Early Origins

The Ratho Farm Golf Links were first laid out and enjoyed by the pioneering Reid family, who emigrated from Scotland and settled Ratho in 1822. It is Australia’s oldest golf course, and the oldest remaining outside of Scotland.

The Ratho Golf Links is a time capsule, among the best preserved of all the world’s early golf courses. Its most apparent uniqueness is the sheep, which graze and keep the playing areas short, with fences to keep them from the square greens.

At first glance, this appears to be little more than a backwards blend of farming and recreation outside a small country town. And so it is, but so golf began.

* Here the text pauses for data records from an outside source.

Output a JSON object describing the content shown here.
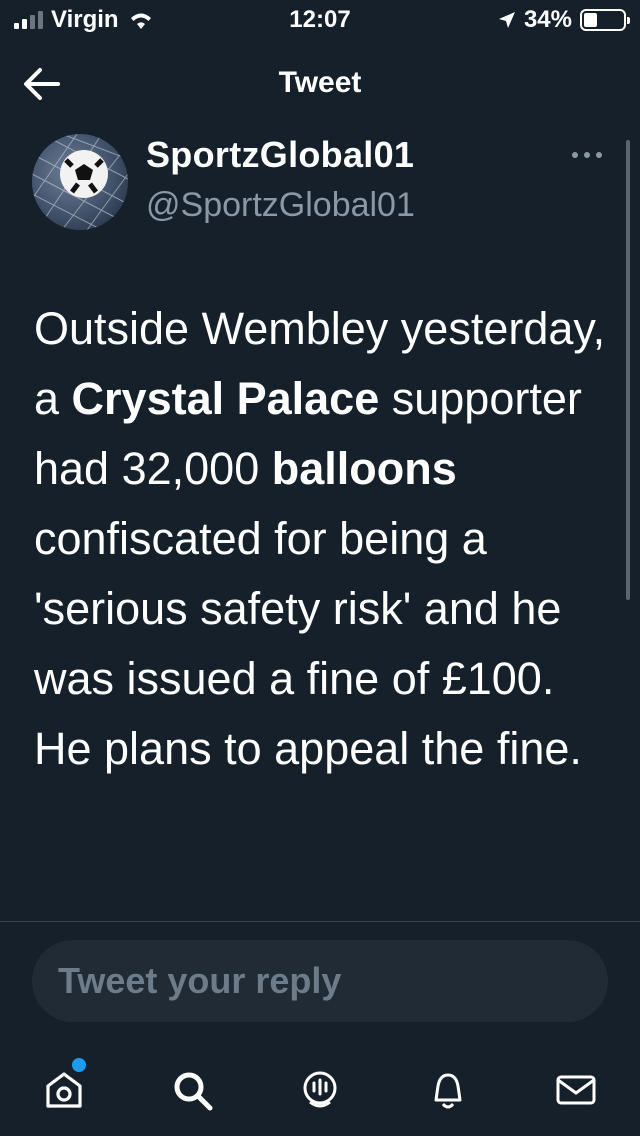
{
  "status_bar": {
    "carrier": "Virgin",
    "time": "12:07",
    "battery_percent": "34%",
    "battery_level": 0.34
  },
  "header": {
    "title": "Tweet"
  },
  "tweet": {
    "author_name": "SportzGlobal01",
    "author_handle": "@SportzGlobal01",
    "text_segments": [
      {
        "text": "Outside Wembley yesterday, a ",
        "bold": false
      },
      {
        "text": "Crystal Palace",
        "bold": true
      },
      {
        "text": " supporter had 32,000 ",
        "bold": false
      },
      {
        "text": "balloons",
        "bold": true
      },
      {
        "text": " confiscated for being a 'serious safety risk' and he was issued a fine of £100. He plans to appeal the fine.",
        "bold": false
      }
    ]
  },
  "reply": {
    "placeholder": "Tweet your reply"
  },
  "nav": {
    "items": [
      "home-icon",
      "search-icon",
      "spaces-icon",
      "notifications-icon",
      "messages-icon"
    ]
  },
  "colors": {
    "background": "#15202b",
    "accent": "#1d9bf0",
    "muted": "#8b98a5"
  }
}
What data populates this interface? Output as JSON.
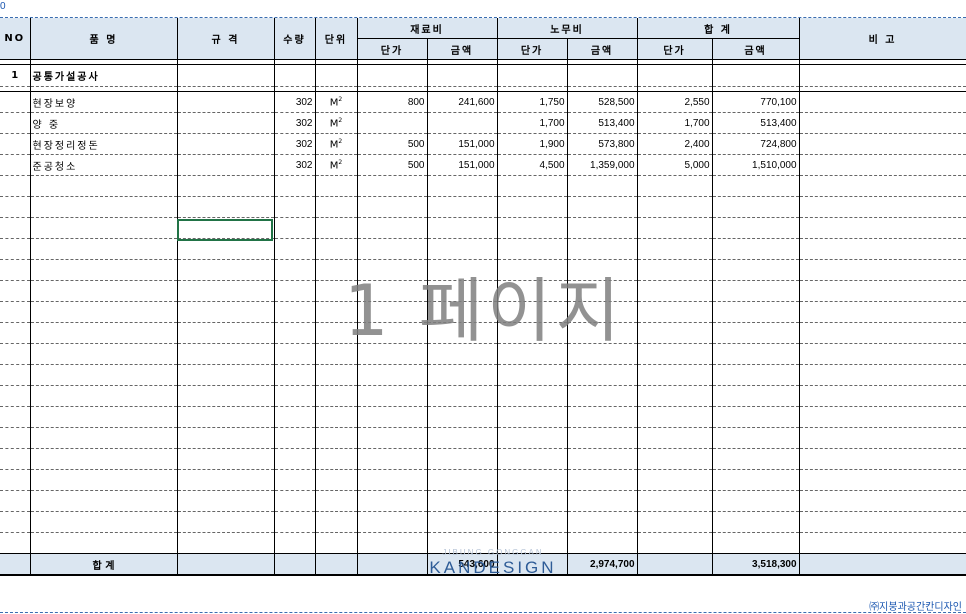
{
  "corner_label": "0",
  "headers": {
    "no": "NO",
    "item": "품      명",
    "spec": "규  격",
    "qty": "수량",
    "unit": "단위",
    "material": "재료비",
    "labor": "노무비",
    "total": "합 계",
    "note": "비  고",
    "unit_price": "단가",
    "amount": "금액"
  },
  "section": {
    "no": "1",
    "title": "공통가설공사"
  },
  "rows": [
    {
      "name": "현장보양",
      "qty": "302",
      "unit": "M",
      "mat_price": "800",
      "mat_amount": "241,600",
      "lab_price": "1,750",
      "lab_amount": "528,500",
      "tot_price": "2,550",
      "tot_amount": "770,100"
    },
    {
      "name": "양    중",
      "qty": "302",
      "unit": "M",
      "mat_price": "",
      "mat_amount": "",
      "lab_price": "1,700",
      "lab_amount": "513,400",
      "tot_price": "1,700",
      "tot_amount": "513,400"
    },
    {
      "name": "현장정리정돈",
      "qty": "302",
      "unit": "M",
      "mat_price": "500",
      "mat_amount": "151,000",
      "lab_price": "1,900",
      "lab_amount": "573,800",
      "tot_price": "2,400",
      "tot_amount": "724,800"
    },
    {
      "name": "준공청소",
      "qty": "302",
      "unit": "M",
      "mat_price": "500",
      "mat_amount": "151,000",
      "lab_price": "4,500",
      "lab_amount": "1,359,000",
      "tot_price": "5,000",
      "tot_amount": "1,510,000"
    }
  ],
  "unit_sup": "2",
  "total_row": {
    "label": "합      계",
    "mat_amount": "543,600",
    "lab_amount": "2,974,700",
    "tot_amount": "3,518,300"
  },
  "watermark": "1 페이지",
  "logo": {
    "top": "JIBUNG  GONGGAN",
    "main": "KANDESIGN"
  },
  "brand": "㈜지붕과공간칸디자인"
}
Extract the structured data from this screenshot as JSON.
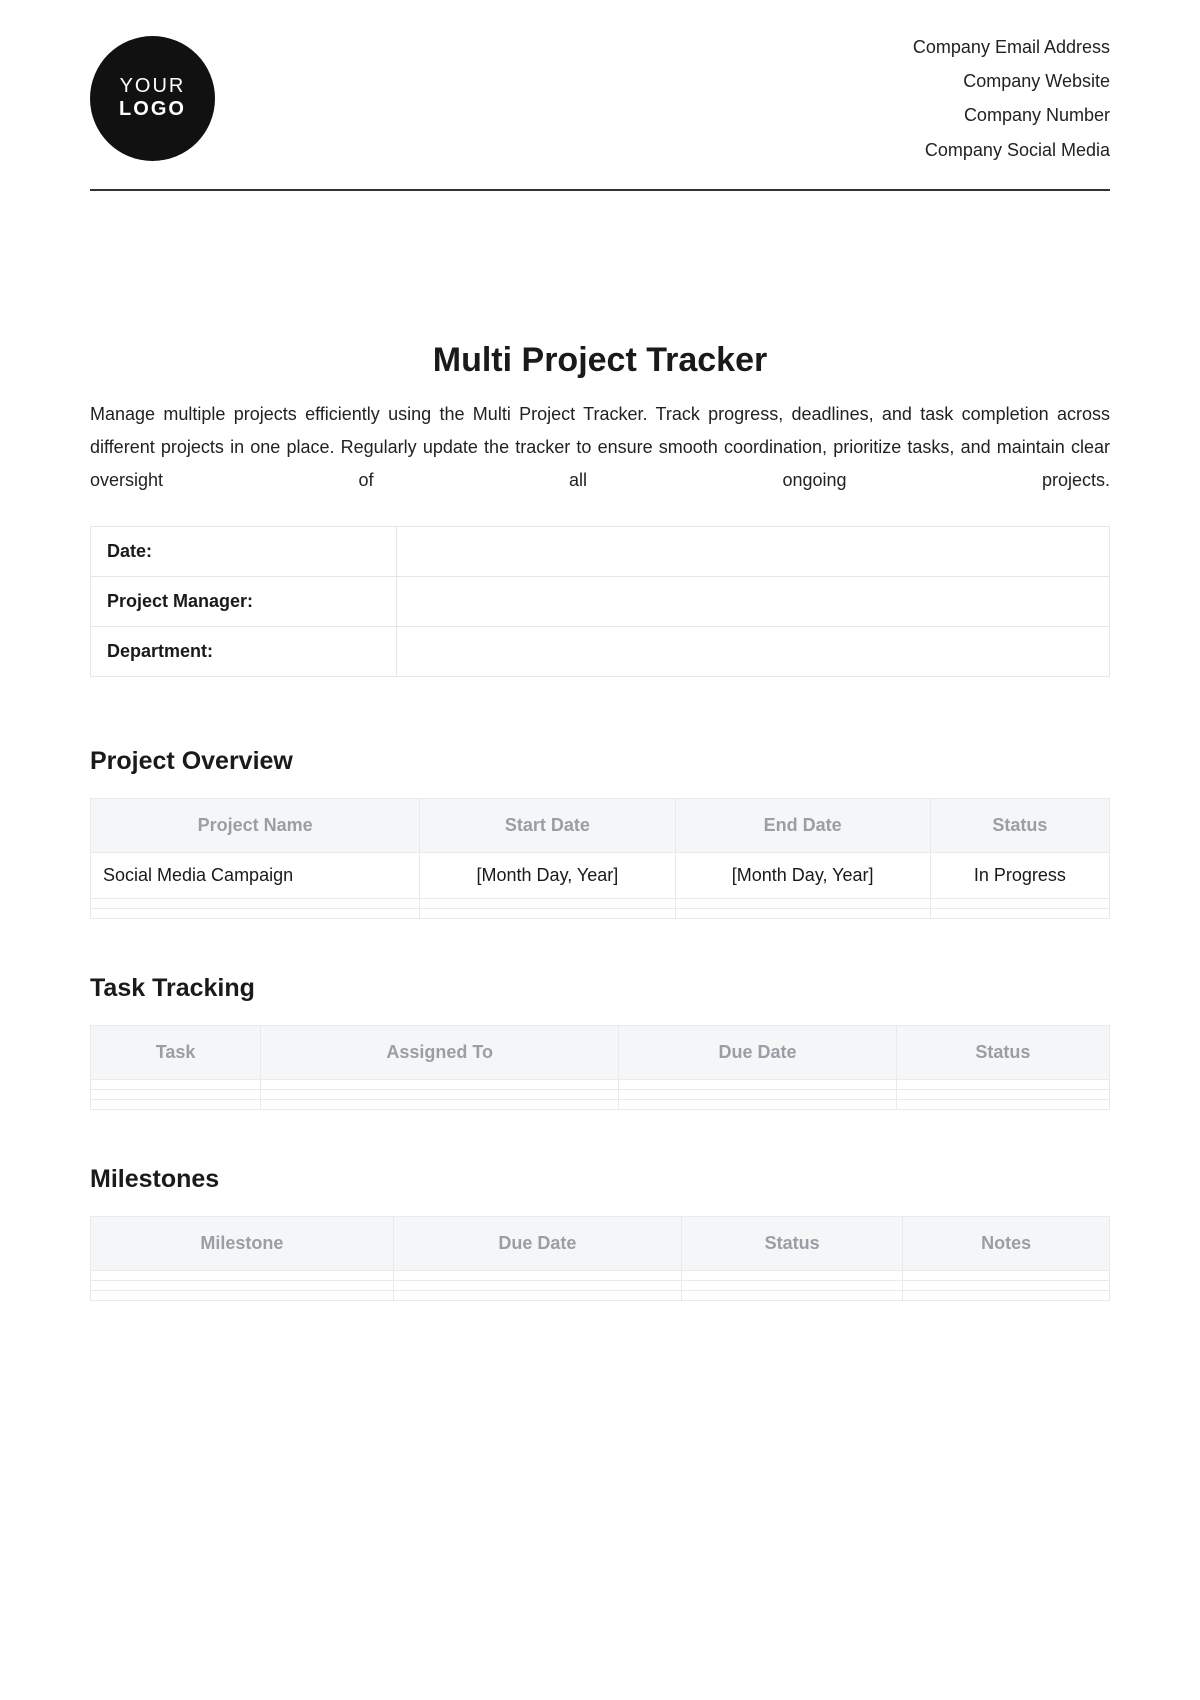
{
  "header": {
    "logo_line1": "YOUR",
    "logo_line2": "LOGO",
    "company": {
      "email": "Company Email Address",
      "website": "Company Website",
      "number": "Company Number",
      "social": "Company Social Media"
    }
  },
  "title": "Multi Project Tracker",
  "description": "Manage multiple projects efficiently using the Multi Project Tracker. Track progress, deadlines, and task completion across different projects in one place. Regularly update the tracker to ensure smooth coordination, prioritize tasks, and maintain clear oversight of all ongoing projects.",
  "info_labels": {
    "date": "Date:",
    "manager": "Project Manager:",
    "department": "Department:"
  },
  "info_values": {
    "date": "",
    "manager": "",
    "department": ""
  },
  "sections": {
    "overview": "Project Overview",
    "tasks": "Task Tracking",
    "milestones": "Milestones"
  },
  "overview": {
    "headers": {
      "name": "Project Name",
      "start": "Start Date",
      "end": "End Date",
      "status": "Status"
    },
    "rows": [
      {
        "name": "Social Media Campaign",
        "start": "[Month Day, Year]",
        "end": "[Month Day, Year]",
        "status": "In Progress"
      }
    ]
  },
  "tasks": {
    "headers": {
      "task": "Task",
      "assigned": "Assigned To",
      "due": "Due Date",
      "status": "Status"
    }
  },
  "milestones": {
    "headers": {
      "milestone": "Milestone",
      "due": "Due Date",
      "status": "Status",
      "notes": "Notes"
    }
  }
}
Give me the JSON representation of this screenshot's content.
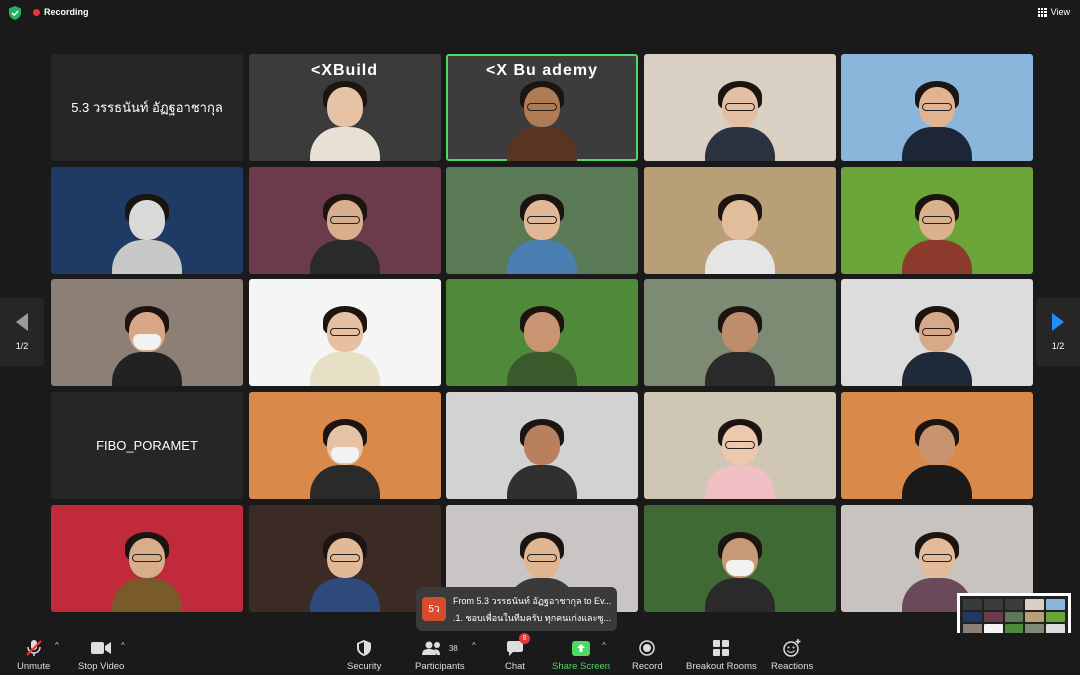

The significance of the Ratho Golf Links becomes apparent when studying early golf, which evolved on the east coast of Scotland. Musselburgh, Leith, Elie, Aberdeen, and Dornoch are but a few of the communities where the game evolved on the sandy ‘links’ land. They are also towns from where Bothwell’s first settlers were drawn.

Plantings of the game in Ireland, South Carolina, France, and even Estonia in 1767, had failed to take root. So, when the Reid family first left Leith and brought golf to the flourishing colony of Van Diemen’s Land— as Tasmania was then known—the sport had yet to establish itself outside its original base in eastern Scotland.


  

Watch footage of golf being

played in the 1950’s at Ratho Farm

 

 


It is Australia’s oldest golf course, and the oldest remaining outside of Scotland.

As well as the Reids at Ratho, three other settlers around the predominantly Scottish valley laid out golf courses on their farms. In a rare arrangement, the Bothwell Golf Club initially rotated its events around all four courses. Four generations of Reids enjoyed the charm and challenge of the Ratho Links, and four generations of Ramsay’s family—since 1936 when his great-grandfather purchased Ratho for its fine trout fishing—have either enjoyed it likewise, or supported its ongoing use.

Ratho’s pedigree shines clearly from the era of feathery ball and long-nosed woods, sharing many traits with equally antique arenas. Square greens are still evident at St Andrews, where the vast scale and wild undulations hide the fact that their shape was originally set by the keeper of the green, who placed four pegs in the ground, and strung wire around to keep the messy sheep off. An early map of Prestwick, western Scotland’s first golf course, and original home of the Open Championship, shows its square greens. In the United States, too, pre-1930s photos of many courses display grazing sheep and square-cut greens, even the renowned Pebble Beach. These design principles were brought back from Scotland on fact-finding missions by the likes of C. B. Macdonald and A. W. Tillinghast.

Another legacy to be found on early golf courses, certainly at Ratho, is that tees are hard up against greens. This originated from the rule of grabbing a pinch of sand out of the hole after putting out, and teeing off within two club lengths. Yet another similarity with ancient Scottish golf was that golf at Ratho was abandoned over summer for the same two reasons that early Scottish golf was a winter game: the late-spring/summer growth made the grass too long and rank for sheep to maintain to a ‘ball-finding’ standard. Secondly, the gentlemen golfers had the busy harvest period on their farms. It wasn’t until the 1980s, when summer twilight competitions were introduced—’Chicken-Runs’— that golf was played in summer at Ratho.

As well as Ratho’s above-ground originality, it still distinctively plays like early golf. The lack of automatic watering preserves the varying challenges through seasons: hard and fast in summer through autumn, frosty and firm in the winter, before softening up with the lush green of spring. Limited tree planting through the years ensures the ever-present wind from different directions demands varying lines of attack and shot-making.